Read right “Even in Arcady am I”
or wrong “I lived in Arcady also”
it sets a fine modulation from one key
of grief to another from memento
to remembrance in a final conflation
of how brief it is and so long tomorrow.
Ξέρεις τί άτιμο είναι το κρίκ αυτό
a treacherous creek my father called it
the one named Hound for its driving flow
that could have drowned and haled away
Daphnis down the cascading undertow
of Love into Hades in time uncontained
and place omnipresent because long ago
has nowhere to go but the here and now.
So the Fates still snip the threads of a callow
boy or girl as readily as of one the Muses love
and Hound will drag them down into zero
again and again from any and everywhere
we leaf and then leave incommunicado.
Now the Seine’s flow sous le pont Mirabeau
floods out of control dimly unveiling
a sign for this time Maxime in Aleppo ego
read in splayed infant bodies washed ashore
read right reads wrong right down to its marrow.
An idyll whatever that is this isn’t
but a short sweet spot a fateful sparrow
flies through from one dark night into another
only one fleet spot of light just one though
cures for this inborn incongruous term
have been prescribed through divine placebo.
Better this patchy light of Arcadyour intermezzo inside the cello.
NOTES ON THE FIRST LINES
The first line of “Inside the Cello” borrows that of Dante’s Rime 52, “Guido, i’vorrei che tu e Lapo ed io,” in which he wishes that he and his poet friends, Guido Cavalcanti and Lapo Gianni, could be magically carried off with their respective ladies to speak of love forever.

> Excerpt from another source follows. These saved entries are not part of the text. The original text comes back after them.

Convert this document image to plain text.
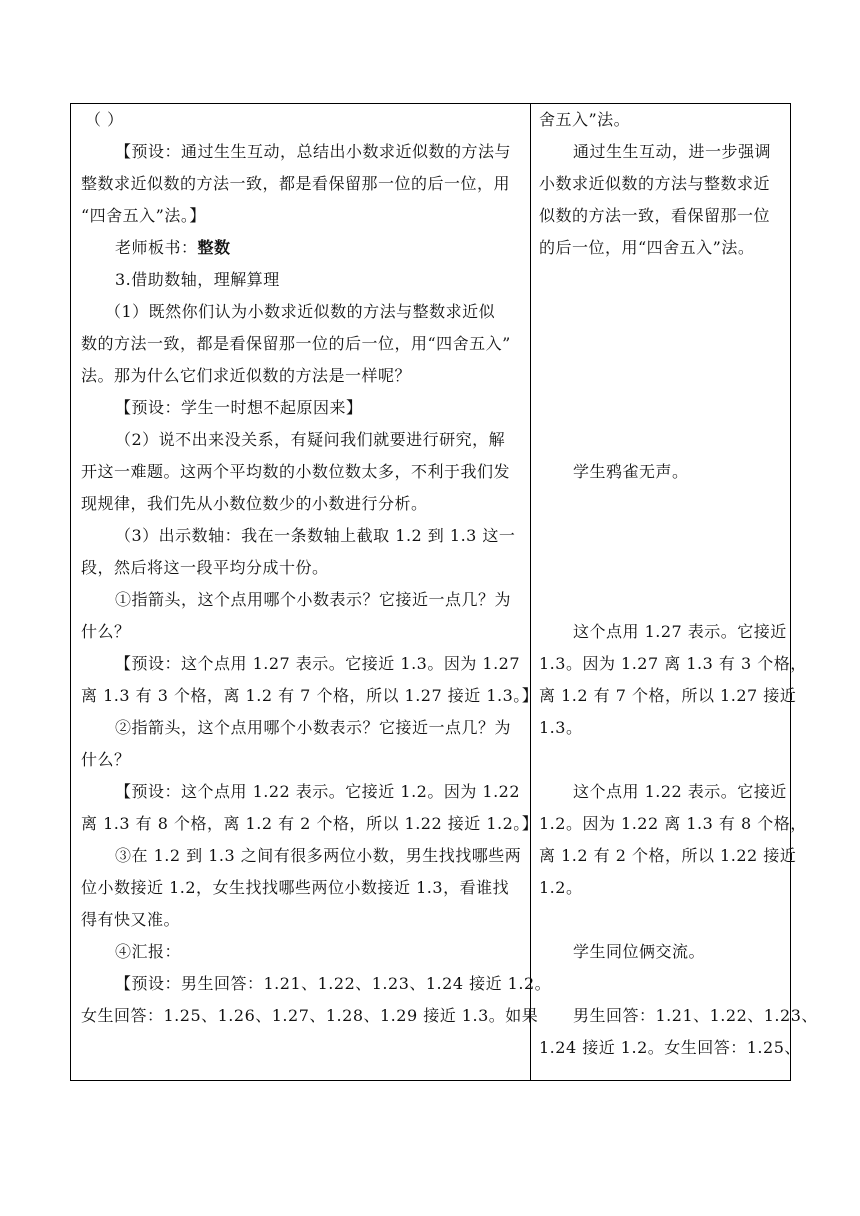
（ ）
【预设：通过生生互动，总结出小数求近似数的方法与
整数求近似数的方法一致，都是看保留那一位的后一位，用
“四舍五入”法。】
老师板书：整数
3.借助数轴，理解算理
（1）既然你们认为小数求近似数的方法与整数求近似
数的方法一致，都是看保留那一位的后一位，用“四舍五入”
法。那为什么它们求近似数的方法是一样呢？
【预设：学生一时想不起原因来】
（2）说不出来没关系，有疑问我们就要进行研究，解
开这一难题。这两个平均数的小数位数太多，不利于我们发
现规律，我们先从小数位数少的小数进行分析。
（3）出示数轴：我在一条数轴上截取 1.2 到 1.3 这一
段，然后将这一段平均分成十份。
①指箭头，这个点用哪个小数表示？它接近一点几？为
什么？
【预设：这个点用 1.27 表示。它接近 1.3。因为 1.27
离 1.3 有 3 个格，离 1.2 有 7 个格，所以 1.27 接近 1.3。】
②指箭头，这个点用哪个小数表示？它接近一点几？为
什么？
【预设：这个点用 1.22 表示。它接近 1.2。因为 1.22
离 1.3 有 8 个格，离 1.2 有 2 个格，所以 1.22 接近 1.2。】
③在 1.2 到 1.3 之间有很多两位小数，男生找找哪些两
位小数接近 1.2，女生找找哪些两位小数接近 1.3，看谁找
得有快又准。
④汇报：
【预设：男生回答：1.21、1.22、1.23、1.24 接近 1.2。
女生回答：1.25、1.26、1.27、1.28、1.29 接近 1.3。如果
舍五入”法。
通过生生互动，进一步强调
小数求近似数的方法与整数求近
似数的方法一致，看保留那一位
的后一位，用“四舍五入”法。
学生鸦雀无声。
这个点用 1.27 表示。它接近
1.3。因为 1.27 离 1.3 有 3 个格，
离 1.2 有 7 个格，所以 1.27 接近
1.3。
这个点用 1.22 表示。它接近
1.2。因为 1.22 离 1.3 有 8 个格，
离 1.2 有 2 个格，所以 1.22 接近
1.2。
学生同位俩交流。
男生回答：1.21、1.22、1.23、
1.24 接近 1.2。女生回答：1.25、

I have substituted the names of two friends of my own for whose presence with me I once wished at a performance of the Philadelphia Orchestra in Verizon Hall, whose design emulates the interior of a cello.
The first line (in Greek) of the second part, explained in the following line, is a recalled remark by my father after one of his fishing trips, literally, “You know what a treacherous creek that is,” referring to Hound Creek in Cascade Country, Montana, a new world addition to the waters of the underworld of antiquity and their guardian hound Cerberus.
And the first line of the third part, in which the order of the two halves of the first line of Guillaume Apollinaire’s “chanson triste,” Le pont Mirabeau, have been switched in order to maintain the controlling signature rhyme of lament.